Deputy Mayor Josh Wilson’s speech below is well worth a read. A big thinks to all involved in pulling this together. If you are ever in Nagasaki please visit the sculpture.
Gifting Ceremony, Australian Sculpture in Nagasaki Peace Park by Deputy Mayor, Cr Josh Wilson
I acknowledge the Mayor of Nagasaki and other distinguished attendees here today, including my fellow visitors from Australia – especially the delegation from Yalata.
It is my honour to represent the Mayor and the Council of the City of Fremantle on this important occasion. Fremantle is a community with a long interest in promoting peace, fostering international friendship and cooperation, and working towards a nuclear free future.
The City of Fremantle is proud to be part of the Mayors for Peace initiative, and I would like to acknowledge Adrian and Elizabeth Glamorgan for their work in supporting our participation.
It is appropriate that the Australian sculpture we contribute to this sacred place should be an expression of our Indigenous culture, which lies at the heart of Australian life and is the strongest thread in our abiding love and respect for country. I come from Noongar country and the name of Fremantle is Walyalup in the language of the traditional owners, the Whadjuk-Noongar people.

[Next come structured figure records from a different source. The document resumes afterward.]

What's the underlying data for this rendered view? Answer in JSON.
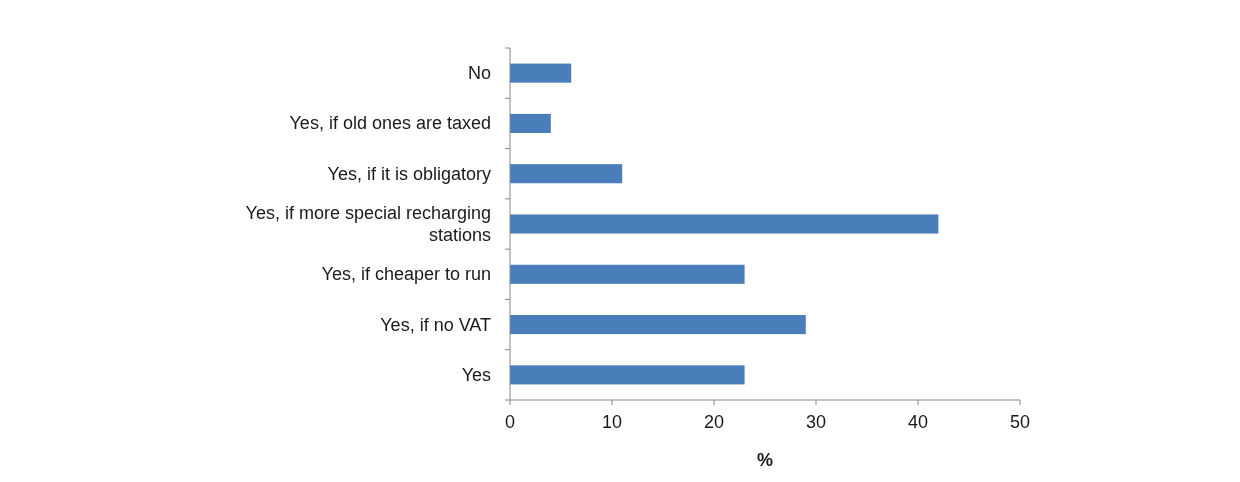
{
  "chart_data": {
    "type": "bar",
    "orientation": "horizontal",
    "xlabel": "%",
    "categories": [
      "No",
      "Yes, if old ones are taxed",
      "Yes, if it is obligatory",
      "Yes, if more special recharging stations",
      "Yes, if cheaper to run",
      "Yes, if no VAT",
      "Yes"
    ],
    "values": [
      6,
      4,
      11,
      42,
      23,
      29,
      23
    ],
    "color": "#4a7ebb",
    "xlim": [
      0,
      50
    ],
    "xticks": [
      0,
      10,
      20,
      30,
      40,
      50
    ],
    "grid": false
  }
}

I am grateful to the Anangu artists and to the Yalata community for their work in creating this powerful symbol of life and renewal. It is clearly a gift that comes from the heart – there is pain in it, as well as hope – and it is a gift from one atomic survivor community to another.
The British atomic tests at Maralinga in South Australia and at the Montebello Islands in Western Australia were undertaken without respect for country and without care or concern for Aboriginal Australians in particular. I acknowledge also the affected service personnel, and civilians also.Those tests and the harm they caused are a matter of profound sadness and regret.
Our attendance here shows the commitment we share with millions of people and many nations to remembering the terrible waste and harm of war, and to building a stronger framework of peace.
We are very grateful to the City and people of Nagasaki for their hospitality and friendship.
On behalf of my community, I express our sorrow and pay our respect to all those who lost their lives and who suffered and continue to suffer as a result of the atomic bombs dropped on Nagasaki and Hiroshima.
We know that peace is not merely the absence of violence or war. We know that peace is a positive quality that we all must bring to life through compassion, understanding, forbearance, and an active interest in the wellbeing of our fellow men and women, wherever they live on this earth.